Longtime publisher remembered
Founded Wasco Tribune with son
Last updated 6/6/2020 at 12:30pm | View PDF
Frank Wallace "Wally" Reed, founding co-publisher of the Wasco Tribune and former co-publisher of The Shafter Press, died this week at 90 after a fall at his home. Several staff members of the paper worked with him and his family during the nearly half-century Reed Print owned the papers. Their thoughts are on Page 7; an obituary is on Page 8.
This story was on the last front page of one of his original papers, the Arvin Tiller, before it closed in on Dec. 6, 2017. The writer is a former Reed Print reporter and columnist, and president of the Arvin Historical Society.
Don Burkett and I often talk "newspaper" before church or after church. Don thinks he could be classified as columnists because we have our own columns in the Arvin Tiller and Lamont Reporter
My first column was in the late 1960s and early 70s in the Arvin Tiller.
I even had my picture in my column, "Look who's here." This covered Arvin's newborn babies.
This article is not about Don or me; it is about Frank Wallace "Wally" Reed, president and co-publisher of Reed Print Inc.
It was about 60 years ago when I went into the Arvin Tiller office on Main Street to talk to Wally about a job.
I got the job, but I wasn't on the payroll. Wally explained that I would be selling the news to him. I would be paid for the amount of news I submitted. I would be paid 15 cents per inch of newsprint.
I was so excited when I turned in my first news articles. I remember well that Wally said, " I thought that I told you to double-space." I told him I had done that. He said, "Not across, but up and down. " I wasn't a typist, but he didn't run me off." Wally was born Jan. 8, 1930 to Frank and Val Reed of Chadron, Neb. The Reed family moved to Arvin in 1939. Wally started at the Arvin School, located on B Street, in the fifth grade.
Wally said their first home in Arvin was in the apartments in the alley between Tucker Street and Main Street behind the post office. I remember them living in a very pretty brick red house on Tucker Street close to Stockton Street.
Wally attended and graduated from the Kern Union High School District, currently Bakersfield High School. The Arvin kids were transported to and from school by bus. This was during the War.

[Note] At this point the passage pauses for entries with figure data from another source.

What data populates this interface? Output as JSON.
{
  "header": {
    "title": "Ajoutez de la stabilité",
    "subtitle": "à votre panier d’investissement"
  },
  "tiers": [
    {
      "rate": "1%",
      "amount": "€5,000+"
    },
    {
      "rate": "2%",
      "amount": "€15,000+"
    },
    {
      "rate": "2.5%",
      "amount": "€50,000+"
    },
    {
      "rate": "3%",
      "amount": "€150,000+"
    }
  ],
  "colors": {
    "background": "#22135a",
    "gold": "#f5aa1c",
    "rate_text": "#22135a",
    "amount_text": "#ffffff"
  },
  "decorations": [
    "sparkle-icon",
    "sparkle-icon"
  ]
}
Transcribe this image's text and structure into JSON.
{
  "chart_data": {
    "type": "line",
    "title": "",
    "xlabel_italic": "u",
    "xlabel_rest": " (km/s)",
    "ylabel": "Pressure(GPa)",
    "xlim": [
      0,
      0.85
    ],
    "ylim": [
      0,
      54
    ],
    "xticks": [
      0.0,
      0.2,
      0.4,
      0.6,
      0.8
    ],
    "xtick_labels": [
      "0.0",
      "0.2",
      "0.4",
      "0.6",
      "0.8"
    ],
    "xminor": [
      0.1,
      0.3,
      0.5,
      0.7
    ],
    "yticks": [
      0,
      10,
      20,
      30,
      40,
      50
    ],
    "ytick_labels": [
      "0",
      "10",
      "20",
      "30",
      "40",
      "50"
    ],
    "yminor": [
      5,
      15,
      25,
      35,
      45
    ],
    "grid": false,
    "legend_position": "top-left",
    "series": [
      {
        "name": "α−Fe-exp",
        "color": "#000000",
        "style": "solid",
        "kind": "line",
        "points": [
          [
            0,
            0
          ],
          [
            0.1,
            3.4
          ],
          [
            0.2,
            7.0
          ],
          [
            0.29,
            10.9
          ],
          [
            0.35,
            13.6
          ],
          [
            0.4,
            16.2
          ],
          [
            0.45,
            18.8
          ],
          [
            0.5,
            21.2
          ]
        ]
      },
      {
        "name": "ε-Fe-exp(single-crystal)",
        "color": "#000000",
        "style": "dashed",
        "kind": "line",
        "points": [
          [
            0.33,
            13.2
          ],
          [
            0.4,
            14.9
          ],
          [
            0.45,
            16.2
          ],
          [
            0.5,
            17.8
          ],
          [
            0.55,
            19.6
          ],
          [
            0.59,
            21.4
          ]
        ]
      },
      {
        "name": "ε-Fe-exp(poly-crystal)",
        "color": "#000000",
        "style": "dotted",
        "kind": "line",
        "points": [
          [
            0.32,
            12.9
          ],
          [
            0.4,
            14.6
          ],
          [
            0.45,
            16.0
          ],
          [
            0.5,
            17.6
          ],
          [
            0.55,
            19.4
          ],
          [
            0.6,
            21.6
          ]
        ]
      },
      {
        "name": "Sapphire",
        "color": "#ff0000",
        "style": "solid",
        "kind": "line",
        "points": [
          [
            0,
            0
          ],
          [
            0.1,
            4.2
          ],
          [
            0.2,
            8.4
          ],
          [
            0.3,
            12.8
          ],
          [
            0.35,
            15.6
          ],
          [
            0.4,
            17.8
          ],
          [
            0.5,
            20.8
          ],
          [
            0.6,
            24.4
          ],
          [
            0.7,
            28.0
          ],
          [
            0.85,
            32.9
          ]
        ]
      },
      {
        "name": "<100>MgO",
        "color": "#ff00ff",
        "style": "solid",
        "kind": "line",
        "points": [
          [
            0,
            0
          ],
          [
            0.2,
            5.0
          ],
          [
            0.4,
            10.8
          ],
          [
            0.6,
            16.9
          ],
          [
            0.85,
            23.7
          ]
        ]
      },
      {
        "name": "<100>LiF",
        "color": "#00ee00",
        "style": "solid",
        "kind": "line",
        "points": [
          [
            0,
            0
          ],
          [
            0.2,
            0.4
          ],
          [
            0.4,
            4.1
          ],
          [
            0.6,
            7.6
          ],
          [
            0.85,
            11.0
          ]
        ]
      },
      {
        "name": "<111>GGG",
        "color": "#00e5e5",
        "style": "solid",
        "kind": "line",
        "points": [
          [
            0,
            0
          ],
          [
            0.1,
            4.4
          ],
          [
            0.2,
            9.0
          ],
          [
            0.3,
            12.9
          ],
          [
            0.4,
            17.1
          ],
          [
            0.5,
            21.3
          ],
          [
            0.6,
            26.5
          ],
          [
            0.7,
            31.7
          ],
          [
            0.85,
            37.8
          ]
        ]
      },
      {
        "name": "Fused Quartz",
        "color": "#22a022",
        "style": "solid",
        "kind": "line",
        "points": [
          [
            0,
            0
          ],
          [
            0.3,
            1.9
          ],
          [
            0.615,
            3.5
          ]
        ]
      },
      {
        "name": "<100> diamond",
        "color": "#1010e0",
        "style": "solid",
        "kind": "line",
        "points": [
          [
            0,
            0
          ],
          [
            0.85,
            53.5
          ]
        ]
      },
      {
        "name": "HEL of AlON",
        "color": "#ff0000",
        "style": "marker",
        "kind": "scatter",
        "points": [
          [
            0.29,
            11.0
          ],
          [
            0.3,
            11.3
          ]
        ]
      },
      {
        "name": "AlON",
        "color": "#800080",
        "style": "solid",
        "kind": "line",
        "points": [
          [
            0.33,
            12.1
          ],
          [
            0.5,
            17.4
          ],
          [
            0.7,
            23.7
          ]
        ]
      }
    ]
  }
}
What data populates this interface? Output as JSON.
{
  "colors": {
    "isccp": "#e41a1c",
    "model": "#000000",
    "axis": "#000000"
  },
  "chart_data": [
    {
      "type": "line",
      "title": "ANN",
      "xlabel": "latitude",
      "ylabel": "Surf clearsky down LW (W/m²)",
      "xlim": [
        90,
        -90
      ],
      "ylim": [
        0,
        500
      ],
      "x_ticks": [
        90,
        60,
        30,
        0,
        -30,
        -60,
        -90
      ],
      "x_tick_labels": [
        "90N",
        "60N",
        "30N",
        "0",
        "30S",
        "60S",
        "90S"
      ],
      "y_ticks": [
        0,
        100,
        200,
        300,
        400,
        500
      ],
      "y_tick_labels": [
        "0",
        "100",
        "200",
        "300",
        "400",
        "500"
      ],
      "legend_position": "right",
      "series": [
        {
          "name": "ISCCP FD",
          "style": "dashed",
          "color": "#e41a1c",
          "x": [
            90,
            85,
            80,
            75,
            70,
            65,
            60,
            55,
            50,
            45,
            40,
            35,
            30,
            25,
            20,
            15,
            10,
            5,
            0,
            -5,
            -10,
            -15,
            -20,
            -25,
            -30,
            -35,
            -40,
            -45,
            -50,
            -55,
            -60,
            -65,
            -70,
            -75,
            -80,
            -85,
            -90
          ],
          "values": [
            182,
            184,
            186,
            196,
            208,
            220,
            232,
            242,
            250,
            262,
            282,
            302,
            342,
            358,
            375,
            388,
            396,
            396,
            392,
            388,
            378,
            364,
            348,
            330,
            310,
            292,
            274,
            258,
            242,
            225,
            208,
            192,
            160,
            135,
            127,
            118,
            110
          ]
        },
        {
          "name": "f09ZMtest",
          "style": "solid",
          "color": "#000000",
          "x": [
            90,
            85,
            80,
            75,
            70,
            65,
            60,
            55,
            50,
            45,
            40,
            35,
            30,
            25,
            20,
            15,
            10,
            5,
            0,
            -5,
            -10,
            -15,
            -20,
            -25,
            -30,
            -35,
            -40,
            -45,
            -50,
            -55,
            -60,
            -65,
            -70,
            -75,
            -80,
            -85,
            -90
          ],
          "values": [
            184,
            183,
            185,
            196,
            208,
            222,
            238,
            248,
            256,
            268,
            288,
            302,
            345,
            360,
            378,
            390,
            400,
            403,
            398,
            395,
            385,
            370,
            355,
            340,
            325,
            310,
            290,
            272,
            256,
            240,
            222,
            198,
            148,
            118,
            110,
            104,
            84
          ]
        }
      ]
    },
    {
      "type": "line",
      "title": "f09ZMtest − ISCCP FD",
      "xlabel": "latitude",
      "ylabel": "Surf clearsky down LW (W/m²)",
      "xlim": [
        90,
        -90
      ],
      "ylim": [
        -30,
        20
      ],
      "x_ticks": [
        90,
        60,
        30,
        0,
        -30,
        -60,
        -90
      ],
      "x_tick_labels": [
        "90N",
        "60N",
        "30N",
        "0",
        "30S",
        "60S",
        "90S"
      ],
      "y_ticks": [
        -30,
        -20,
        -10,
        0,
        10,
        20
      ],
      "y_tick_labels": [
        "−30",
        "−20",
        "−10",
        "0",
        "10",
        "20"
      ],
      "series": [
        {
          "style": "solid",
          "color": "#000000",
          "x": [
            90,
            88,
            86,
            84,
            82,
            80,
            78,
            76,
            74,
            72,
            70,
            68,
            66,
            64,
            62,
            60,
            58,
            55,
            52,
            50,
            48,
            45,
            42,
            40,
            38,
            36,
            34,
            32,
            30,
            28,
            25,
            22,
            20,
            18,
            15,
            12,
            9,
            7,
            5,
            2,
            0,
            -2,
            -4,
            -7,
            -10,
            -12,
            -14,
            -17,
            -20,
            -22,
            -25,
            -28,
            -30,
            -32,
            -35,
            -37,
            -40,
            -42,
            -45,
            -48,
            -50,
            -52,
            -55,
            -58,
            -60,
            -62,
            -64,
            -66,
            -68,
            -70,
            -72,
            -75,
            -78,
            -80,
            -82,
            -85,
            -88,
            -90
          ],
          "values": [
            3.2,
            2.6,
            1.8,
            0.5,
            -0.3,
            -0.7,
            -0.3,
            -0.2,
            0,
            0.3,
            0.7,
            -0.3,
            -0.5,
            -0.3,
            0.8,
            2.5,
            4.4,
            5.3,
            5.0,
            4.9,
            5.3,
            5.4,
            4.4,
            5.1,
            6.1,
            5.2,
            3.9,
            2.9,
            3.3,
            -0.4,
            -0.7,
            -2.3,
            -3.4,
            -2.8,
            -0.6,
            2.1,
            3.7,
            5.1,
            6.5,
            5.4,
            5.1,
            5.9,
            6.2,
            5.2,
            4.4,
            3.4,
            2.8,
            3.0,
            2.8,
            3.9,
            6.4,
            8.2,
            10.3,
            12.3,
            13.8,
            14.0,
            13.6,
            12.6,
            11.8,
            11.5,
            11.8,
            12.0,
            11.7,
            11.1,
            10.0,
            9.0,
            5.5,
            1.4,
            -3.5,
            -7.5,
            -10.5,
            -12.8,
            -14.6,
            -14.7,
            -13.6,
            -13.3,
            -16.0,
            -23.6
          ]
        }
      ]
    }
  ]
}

It was impossible to take part in sports or after-school activities Wally gave it a try with sports, but it didn't work out. If you missed your bus, it was a long walk home.
In 1946, Wally took flying lessons on the dirt strip located on the east side of Weedpatch Highway. It didn't go through to Union Avenue until the late 40s or early 50s.
He received his pilot's license in March of 1968. He and Bill Frantovich were partners in a plane. When Steve's business had financial problems, he sold his partnership to Wally.
Wally shared many airplane stories with me, but I can't do them justice. I am going to ask Wally to write them all down for me.
Wally's head was mostly in the clouds until he met a pretty young girl from Taft named Janet. She was more interested in his friend Genene Buchanon. That didn't last long.
On a trip home from L.A. with a buddy, Wally decided to take a side trip to Taft to give one more try with Janet. A courtship began, and Jan and Wally were married Feb. 7, 1948.
Jan and Wally were blessed with four children – Bill, Don, Marta and Robert. Marta chose another path, with the U.S. Post Office.
Wally and Jan have traveled all over the U.S. in motor homes and travel trailers, as well as on many cruises.
Wally has been recognized by the Arvin Lions Club for his 70 years as a member. He was also one of the founders of the Arvin Bear Boosters' Club.
Wally had two brothers, Gary and Tony. I might add, Tony was born on Wally's 12th birthday. Wally's mother, Val, Wally and Tony all share Jan. 8 as their birthday. Wally was born on his mom's birthday.
I have not written all of the interesting information on Wally's dad and grandfather. I wanted to write about "Wally" – son, husband, father and grandfather. Jan and Wally have six grandchildren and seven great grandchildren.
P.S. Jan and Wally met at Kern Park. Jan's family was on a picnic, and Wally and Gene Buchanon were out on a drive at the park. They met at the swimming pool.